Arrêtons notre esprit sur cette proposition : Le Fils est ce que le Père peut.

Ce que peut le Père, qu’est-ce donc ? C’est l’ensemble des créatures, aussi bien de celles qui ont été appelées à l’existence ou qui le seront, que de celles qui ne verront jamais leur possibilité passer à la réalité. Cette création universelle qui est en puissance dans le Père, elle est mise en acte dans le Fils ou, mieux, le Fils n’est pas autre chose que l’Universalité de la création considérée comme existant d’une manière actuelle ; le Fils est donc, en quelque sorte, la mesure de ce que le Père peut faire ; par suite, il est parfaitement égal à la toute-puissance du Père. Et, d’autre part, le Père et sa puissance ne sont pas choses différentes ; le Père et le Fils sont donc parfaitement égaux entre eux.

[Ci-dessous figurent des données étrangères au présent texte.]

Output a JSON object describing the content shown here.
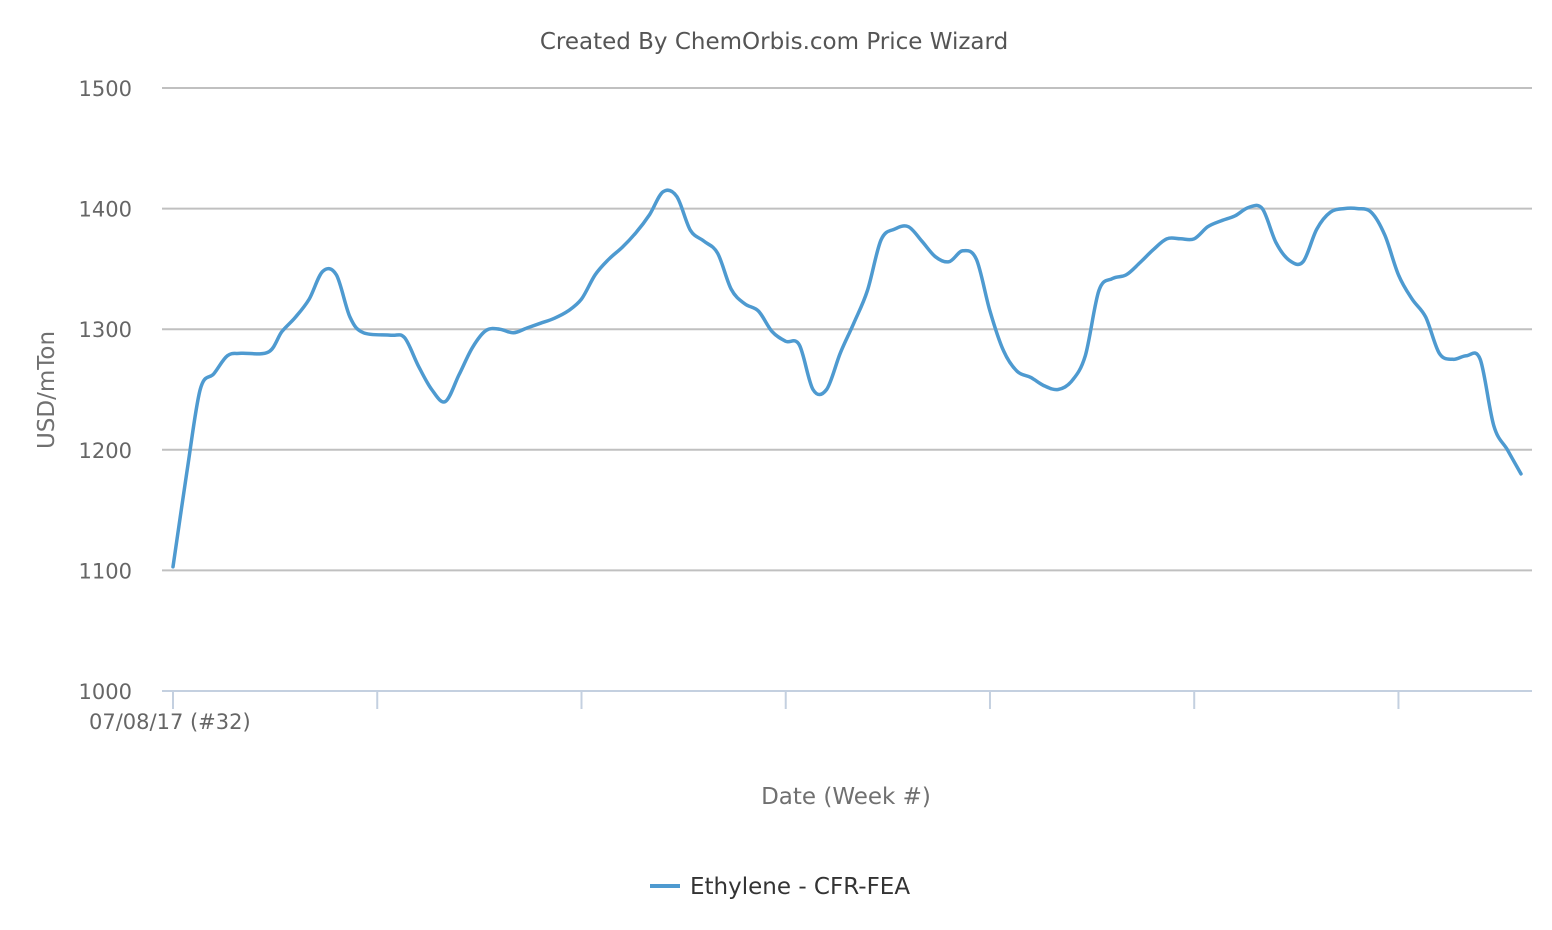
{
  "chart_data": {
    "type": "line",
    "title": "Created By ChemOrbis.com Price Wizard",
    "xlabel": "Date (Week #)",
    "ylabel": "USD/mTon",
    "ylim": [
      1000,
      1500
    ],
    "yticks": [
      "1500",
      "1400",
      "1300",
      "1200",
      "1100",
      "1000"
    ],
    "x_axis_type": "week",
    "x_labels": [
      {
        "week_index": 0,
        "label": "07/08/17 (#32)"
      }
    ],
    "x_tick_weeks": [
      0,
      15,
      30,
      45,
      60,
      75,
      90,
      105
    ],
    "grid": true,
    "legend_position": "bottom-center",
    "series": [
      {
        "name": "Ethylene - CFR-FEA",
        "color": "#4e9ad0",
        "points": [
          [
            0,
            1103
          ],
          [
            1,
            1180
          ],
          [
            2,
            1250
          ],
          [
            3,
            1263
          ],
          [
            4,
            1278
          ],
          [
            5,
            1280
          ],
          [
            7,
            1281
          ],
          [
            8,
            1298
          ],
          [
            9,
            1310
          ],
          [
            10,
            1325
          ],
          [
            11,
            1348
          ],
          [
            12,
            1345
          ],
          [
            13,
            1310
          ],
          [
            14,
            1297
          ],
          [
            16,
            1295
          ],
          [
            17,
            1293
          ],
          [
            18,
            1270
          ],
          [
            19,
            1250
          ],
          [
            20,
            1240
          ],
          [
            21,
            1262
          ],
          [
            22,
            1285
          ],
          [
            23,
            1299
          ],
          [
            24,
            1300
          ],
          [
            25,
            1297
          ],
          [
            26,
            1301
          ],
          [
            27,
            1305
          ],
          [
            28,
            1309
          ],
          [
            29,
            1315
          ],
          [
            30,
            1325
          ],
          [
            31,
            1345
          ],
          [
            32,
            1358
          ],
          [
            33,
            1368
          ],
          [
            34,
            1380
          ],
          [
            35,
            1395
          ],
          [
            36,
            1414
          ],
          [
            37,
            1410
          ],
          [
            38,
            1382
          ],
          [
            39,
            1373
          ],
          [
            40,
            1363
          ],
          [
            41,
            1333
          ],
          [
            42,
            1321
          ],
          [
            43,
            1315
          ],
          [
            44,
            1298
          ],
          [
            45,
            1290
          ],
          [
            46,
            1287
          ],
          [
            47,
            1250
          ],
          [
            48,
            1250
          ],
          [
            49,
            1280
          ],
          [
            50,
            1305
          ],
          [
            51,
            1332
          ],
          [
            52,
            1374
          ],
          [
            53,
            1383
          ],
          [
            54,
            1385
          ],
          [
            55,
            1373
          ],
          [
            56,
            1360
          ],
          [
            57,
            1356
          ],
          [
            58,
            1365
          ],
          [
            59,
            1358
          ],
          [
            60,
            1315
          ],
          [
            61,
            1282
          ],
          [
            62,
            1265
          ],
          [
            63,
            1260
          ],
          [
            64,
            1253
          ],
          [
            65,
            1250
          ],
          [
            66,
            1257
          ],
          [
            67,
            1278
          ],
          [
            68,
            1332
          ],
          [
            69,
            1342
          ],
          [
            70,
            1345
          ],
          [
            71,
            1355
          ],
          [
            72,
            1366
          ],
          [
            73,
            1375
          ],
          [
            74,
            1375
          ],
          [
            75,
            1375
          ],
          [
            76,
            1385
          ],
          [
            77,
            1390
          ],
          [
            78,
            1394
          ],
          [
            79,
            1401
          ],
          [
            80,
            1400
          ],
          [
            81,
            1372
          ],
          [
            82,
            1357
          ],
          [
            83,
            1356
          ],
          [
            84,
            1383
          ],
          [
            85,
            1397
          ],
          [
            86,
            1400
          ],
          [
            87,
            1400
          ],
          [
            88,
            1397
          ],
          [
            89,
            1378
          ],
          [
            90,
            1345
          ],
          [
            91,
            1325
          ],
          [
            92,
            1310
          ],
          [
            93,
            1280
          ],
          [
            94,
            1275
          ],
          [
            95,
            1278
          ],
          [
            96,
            1275
          ],
          [
            97,
            1220
          ],
          [
            98,
            1200
          ],
          [
            99,
            1180
          ]
        ]
      }
    ]
  }
}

Cette doctrine, si voisine de celle que Scot Érigène s’était plu à développer au sujet du Verbe divin, Thierry de Chartres l’avait formulée dans les termes suivants[3] :

« Pour chacune des choses, la Divinité est la forme qui confère l’existence (forma essendi). C’est par la lumière qu’un corps est lumineux et par la chaleur qu’il est chaud ; de même, c’est de la Divinité que chaque chose tire son être (esse). On voit par là que, partout, Dieu est tout entier et d’une manière essentielle. L’unité est donc, pour chaque chose, la forme qui lui confère l’existence…

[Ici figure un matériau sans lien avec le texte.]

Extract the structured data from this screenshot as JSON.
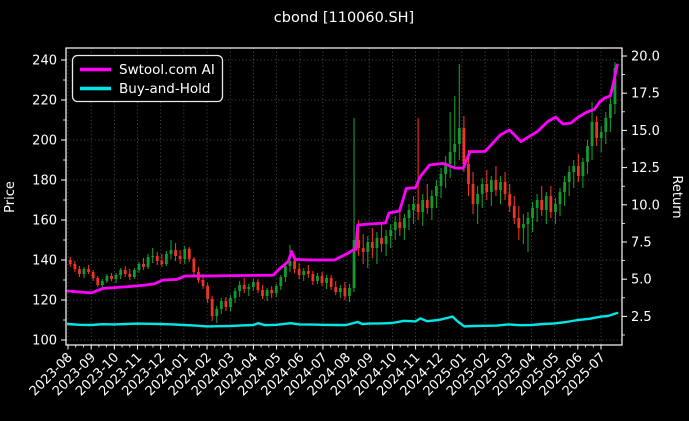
{
  "title": "cbond [110060.SH]",
  "legend": {
    "items": [
      {
        "label": "Swtool.com AI",
        "color": "#ff00ff"
      },
      {
        "label": "Buy-and-Hold",
        "color": "#00e6e6"
      }
    ]
  },
  "axes": {
    "left_label": "Price",
    "right_label": "Return",
    "left_ticks": [
      "240",
      "220",
      "200",
      "180",
      "160",
      "140",
      "120",
      "100"
    ],
    "right_ticks": [
      "20.0",
      "17.5",
      "15.0",
      "12.5",
      "10.0",
      "7.5",
      "5.0",
      "2.5"
    ],
    "x_ticks": [
      "2023-08",
      "2023-09",
      "2023-10",
      "2023-11",
      "2023-12",
      "2024-01",
      "2024-02",
      "2024-03",
      "2024-04",
      "2024-05",
      "2024-06",
      "2024-07",
      "2024-08",
      "2024-09",
      "2024-10",
      "2024-11",
      "2024-12",
      "2025-01",
      "2025-02",
      "2025-03",
      "2025-04",
      "2025-05",
      "2025-06",
      "2025-07"
    ]
  },
  "colors": {
    "background": "#000000",
    "foreground": "#ffffff",
    "grid": "rgba(255,255,255,0.38)",
    "up_candle": "#109b30",
    "down_candle": "#ee3322",
    "ai_line": "#ff00ff",
    "bh_line": "#00e6e6"
  },
  "chart_data": {
    "type": "candlestick+line",
    "title": "cbond [110060.SH]",
    "xlabel_ticks": [
      "2023-08",
      "2023-09",
      "2023-10",
      "2023-11",
      "2023-12",
      "2024-01",
      "2024-02",
      "2024-03",
      "2024-04",
      "2024-05",
      "2024-06",
      "2024-07",
      "2024-08",
      "2024-09",
      "2024-10",
      "2024-11",
      "2024-12",
      "2025-01",
      "2025-02",
      "2025-03",
      "2025-04",
      "2025-05",
      "2025-06",
      "2025-07"
    ],
    "left_axis": {
      "label": "Price",
      "ticks": [
        240,
        220,
        200,
        180,
        160,
        140,
        120,
        100
      ],
      "range_at_plot_edges": [
        97.5,
        246
      ]
    },
    "right_axis": {
      "label": "Return",
      "ticks": [
        20.0,
        17.5,
        15.0,
        12.5,
        10.0,
        7.5,
        5.0,
        2.5
      ]
    },
    "legend_position": "upper-left",
    "grid": true,
    "candles_per_month": 5,
    "candles_ohlc": [
      [
        140,
        141.5,
        136.5,
        138
      ],
      [
        138,
        139.5,
        134,
        135.5
      ],
      [
        135.5,
        137,
        131.5,
        133
      ],
      [
        133,
        136.5,
        131,
        135.5
      ],
      [
        135.5,
        137.5,
        133,
        134
      ],
      [
        134,
        135,
        129.5,
        131
      ],
      [
        131,
        132,
        126.5,
        127.5
      ],
      [
        127.5,
        130.5,
        126,
        129.5
      ],
      [
        129.5,
        133,
        128.5,
        132
      ],
      [
        132,
        133.5,
        129.5,
        130.5
      ],
      [
        130.5,
        133.5,
        128.5,
        132.5
      ],
      [
        132.5,
        136,
        130.5,
        135
      ],
      [
        135,
        137,
        131.5,
        133
      ],
      [
        133,
        135.5,
        130,
        131.5
      ],
      [
        131.5,
        136,
        130.5,
        135
      ],
      [
        135,
        139,
        133.5,
        138
      ],
      [
        138,
        141,
        135,
        136.5
      ],
      [
        136.5,
        143,
        135.5,
        141.5
      ],
      [
        141.5,
        146,
        138.5,
        142
      ],
      [
        142,
        144,
        137.5,
        139.5
      ],
      [
        139.5,
        143,
        136.5,
        138
      ],
      [
        138,
        144.5,
        137,
        143
      ],
      [
        143,
        150,
        140.5,
        145
      ],
      [
        145,
        148.5,
        139.5,
        142
      ],
      [
        142,
        145,
        138,
        140.5
      ],
      [
        140.5,
        147,
        138,
        145.5
      ],
      [
        145.5,
        146.5,
        139,
        140.5
      ],
      [
        140.5,
        141.5,
        132.5,
        134
      ],
      [
        134,
        136.5,
        128.5,
        130
      ],
      [
        130,
        133,
        125.5,
        127
      ],
      [
        127,
        128.5,
        118.5,
        120.5
      ],
      [
        120.5,
        122,
        109.5,
        112
      ],
      [
        112,
        117,
        108.5,
        115.5
      ],
      [
        115.5,
        121,
        113,
        119.5
      ],
      [
        119.5,
        121.5,
        114.5,
        116.5
      ],
      [
        116.5,
        122.5,
        114.5,
        121
      ],
      [
        121,
        126,
        118.5,
        124.5
      ],
      [
        124.5,
        129.5,
        121.5,
        127.5
      ],
      [
        127.5,
        131,
        123.5,
        125.5
      ],
      [
        125.5,
        128,
        122,
        126.5
      ],
      [
        126.5,
        130.5,
        124.5,
        129
      ],
      [
        129,
        130.5,
        123.5,
        125
      ],
      [
        125,
        127.5,
        120.5,
        122
      ],
      [
        122,
        126,
        119.5,
        125
      ],
      [
        125,
        127,
        121,
        123.5
      ],
      [
        123.5,
        128,
        121.5,
        127
      ],
      [
        127,
        132.5,
        125,
        131.5
      ],
      [
        131.5,
        139,
        129,
        137
      ],
      [
        137,
        147.5,
        134,
        139.5
      ],
      [
        139.5,
        141.5,
        133.5,
        135.5
      ],
      [
        135.5,
        138.5,
        130.5,
        132.5
      ],
      [
        132.5,
        136,
        129.5,
        134.5
      ],
      [
        134.5,
        137.5,
        131,
        133
      ],
      [
        133,
        134.5,
        127.5,
        129.5
      ],
      [
        129.5,
        133.5,
        128,
        132
      ],
      [
        132,
        134,
        127,
        128.5
      ],
      [
        128.5,
        132.5,
        125.5,
        131
      ],
      [
        131,
        132.5,
        125,
        126.5
      ],
      [
        126.5,
        129.5,
        122.5,
        124
      ],
      [
        124,
        127.5,
        121,
        126
      ],
      [
        126,
        129,
        120,
        122
      ],
      [
        122,
        128,
        119,
        126
      ],
      [
        126,
        211,
        124,
        150
      ],
      [
        150,
        160,
        142,
        146
      ],
      [
        146,
        153,
        138,
        144
      ],
      [
        144,
        152,
        136,
        149
      ],
      [
        149,
        156,
        141,
        146
      ],
      [
        146,
        154,
        138,
        151
      ],
      [
        151,
        158,
        144,
        148
      ],
      [
        148,
        155,
        142,
        152
      ],
      [
        152,
        158,
        146,
        155
      ],
      [
        155,
        162,
        150,
        159
      ],
      [
        159,
        165,
        152,
        156
      ],
      [
        156,
        163,
        150,
        161
      ],
      [
        161,
        168,
        155,
        165
      ],
      [
        165,
        172,
        158,
        168
      ],
      [
        168,
        211,
        160,
        164
      ],
      [
        164,
        173,
        157,
        170
      ],
      [
        170,
        178,
        163,
        166
      ],
      [
        166,
        175,
        160,
        172
      ],
      [
        172,
        180,
        166,
        177
      ],
      [
        177,
        186,
        171,
        183
      ],
      [
        183,
        192,
        176,
        188
      ],
      [
        188,
        214,
        181,
        194
      ],
      [
        194,
        222,
        186,
        198
      ],
      [
        198,
        238,
        190,
        206
      ],
      [
        206,
        212,
        184,
        188
      ],
      [
        188,
        195,
        172,
        178
      ],
      [
        178,
        184,
        163,
        168
      ],
      [
        168,
        177,
        158,
        173
      ],
      [
        173,
        181,
        166,
        178
      ],
      [
        178,
        185,
        170,
        174
      ],
      [
        174,
        182,
        167,
        180
      ],
      [
        180,
        187,
        172,
        175
      ],
      [
        175,
        182,
        168,
        179
      ],
      [
        179,
        184,
        170,
        173
      ],
      [
        173,
        178,
        164,
        167
      ],
      [
        167,
        172,
        158,
        161
      ],
      [
        161,
        167,
        150,
        156
      ],
      [
        156,
        163,
        148,
        158
      ],
      [
        158,
        164,
        144,
        161
      ],
      [
        161,
        169,
        154,
        166
      ],
      [
        166,
        173,
        159,
        170
      ],
      [
        170,
        177,
        162,
        165
      ],
      [
        165,
        174,
        158,
        172
      ],
      [
        172,
        177,
        161,
        164
      ],
      [
        164,
        171,
        158,
        168
      ],
      [
        168,
        176,
        162,
        174
      ],
      [
        174,
        182,
        167,
        179
      ],
      [
        179,
        187,
        172,
        184
      ],
      [
        184,
        190,
        176,
        187
      ],
      [
        187,
        193,
        179,
        182
      ],
      [
        182,
        191,
        176,
        189
      ],
      [
        189,
        200,
        183,
        197
      ],
      [
        197,
        219,
        190,
        209
      ],
      [
        209,
        212,
        197,
        201
      ],
      [
        201,
        207,
        194,
        204
      ],
      [
        204,
        214,
        198,
        211
      ],
      [
        211,
        221,
        204,
        218
      ],
      [
        218,
        239,
        213,
        236
      ]
    ],
    "series": [
      {
        "name": "Swtool.com AI",
        "color": "#ff00ff",
        "points_month_price": [
          [
            0,
            124.5
          ],
          [
            0.5,
            124
          ],
          [
            1.0,
            123.5
          ],
          [
            1.5,
            125.8
          ],
          [
            2.0,
            126.2
          ],
          [
            2.6,
            126.7
          ],
          [
            3.2,
            127.3
          ],
          [
            3.7,
            128
          ],
          [
            4.1,
            130
          ],
          [
            4.7,
            130.3
          ],
          [
            5.05,
            132
          ],
          [
            6,
            132
          ],
          [
            7,
            132.2
          ],
          [
            8,
            132.3
          ],
          [
            8.85,
            132.4
          ],
          [
            9.15,
            135.8
          ],
          [
            9.5,
            139.2
          ],
          [
            9.65,
            144.3
          ],
          [
            9.8,
            140.3
          ],
          [
            10.5,
            140
          ],
          [
            11.5,
            140
          ],
          [
            12.1,
            143.5
          ],
          [
            12.3,
            145
          ],
          [
            12.42,
            145.3
          ],
          [
            12.5,
            157.5
          ],
          [
            13,
            158
          ],
          [
            13.7,
            158.5
          ],
          [
            13.85,
            163.5
          ],
          [
            14.3,
            164.5
          ],
          [
            14.45,
            170
          ],
          [
            14.6,
            175.8
          ],
          [
            15,
            176.2
          ],
          [
            15.2,
            181.7
          ],
          [
            15.6,
            187.5
          ],
          [
            16.2,
            188.3
          ],
          [
            16.7,
            186
          ],
          [
            17.05,
            185.8
          ],
          [
            17.35,
            194.2
          ],
          [
            18,
            194.3
          ],
          [
            18.65,
            202.5
          ],
          [
            19.05,
            205
          ],
          [
            19.55,
            199.2
          ],
          [
            20.25,
            204.2
          ],
          [
            20.7,
            209.2
          ],
          [
            21.05,
            211.5
          ],
          [
            21.35,
            208
          ],
          [
            21.7,
            208.5
          ],
          [
            22.05,
            211.7
          ],
          [
            22.4,
            214
          ],
          [
            22.7,
            215.2
          ],
          [
            22.95,
            219
          ],
          [
            23.15,
            221
          ],
          [
            23.4,
            222
          ],
          [
            23.55,
            229
          ],
          [
            23.7,
            237.5
          ]
        ]
      },
      {
        "name": "Buy-and-Hold",
        "color": "#00e6e6",
        "points_month_price": [
          [
            0,
            108
          ],
          [
            0.5,
            107.6
          ],
          [
            1,
            107.5
          ],
          [
            1.5,
            107.9
          ],
          [
            2,
            107.8
          ],
          [
            2.5,
            108
          ],
          [
            3,
            108.2
          ],
          [
            3.5,
            108.1
          ],
          [
            4,
            108
          ],
          [
            4.5,
            107.8
          ],
          [
            5,
            107.5
          ],
          [
            5.5,
            107.2
          ],
          [
            6,
            106.8
          ],
          [
            6.5,
            106.9
          ],
          [
            7,
            107
          ],
          [
            7.5,
            107.3
          ],
          [
            8,
            107.5
          ],
          [
            8.2,
            108.4
          ],
          [
            8.5,
            107.4
          ],
          [
            9,
            107.6
          ],
          [
            9.6,
            108.4
          ],
          [
            10,
            107.8
          ],
          [
            10.5,
            107.7
          ],
          [
            11,
            107.6
          ],
          [
            11.5,
            107.5
          ],
          [
            12,
            107.5
          ],
          [
            12.5,
            109
          ],
          [
            12.7,
            108
          ],
          [
            13,
            108.2
          ],
          [
            13.5,
            108.3
          ],
          [
            14,
            108.5
          ],
          [
            14.5,
            109.6
          ],
          [
            15,
            109.3
          ],
          [
            15.2,
            110.8
          ],
          [
            15.5,
            109.4
          ],
          [
            16,
            110
          ],
          [
            16.6,
            111.7
          ],
          [
            16.8,
            109.4
          ],
          [
            17.1,
            106.8
          ],
          [
            17.5,
            107
          ],
          [
            18,
            107.1
          ],
          [
            18.5,
            107.2
          ],
          [
            19,
            107.8
          ],
          [
            19.5,
            107.4
          ],
          [
            20,
            107.5
          ],
          [
            20.5,
            108
          ],
          [
            21,
            108.3
          ],
          [
            21.5,
            109
          ],
          [
            22,
            110
          ],
          [
            22.5,
            110.6
          ],
          [
            23,
            111.7
          ],
          [
            23.3,
            112
          ],
          [
            23.7,
            113.5
          ]
        ]
      }
    ]
  }
}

» L’Unité est l’être (esse) unique et premier des choses ; d’autre part, l’Égalité dont nous avons parlé existe à titre d’égalité de l’Unité ; nécessairement donc cette Égalité est

  1. Nicolai de Cusa Op. laud.  ; éd. cit., t. I, pp. 250-251.
  2. Nicolai de Cusa Op. laud.  ; éd. cit., t. I, p. 260.
  3. B. Hauréau, loc. cit., p. 181 et p. 183.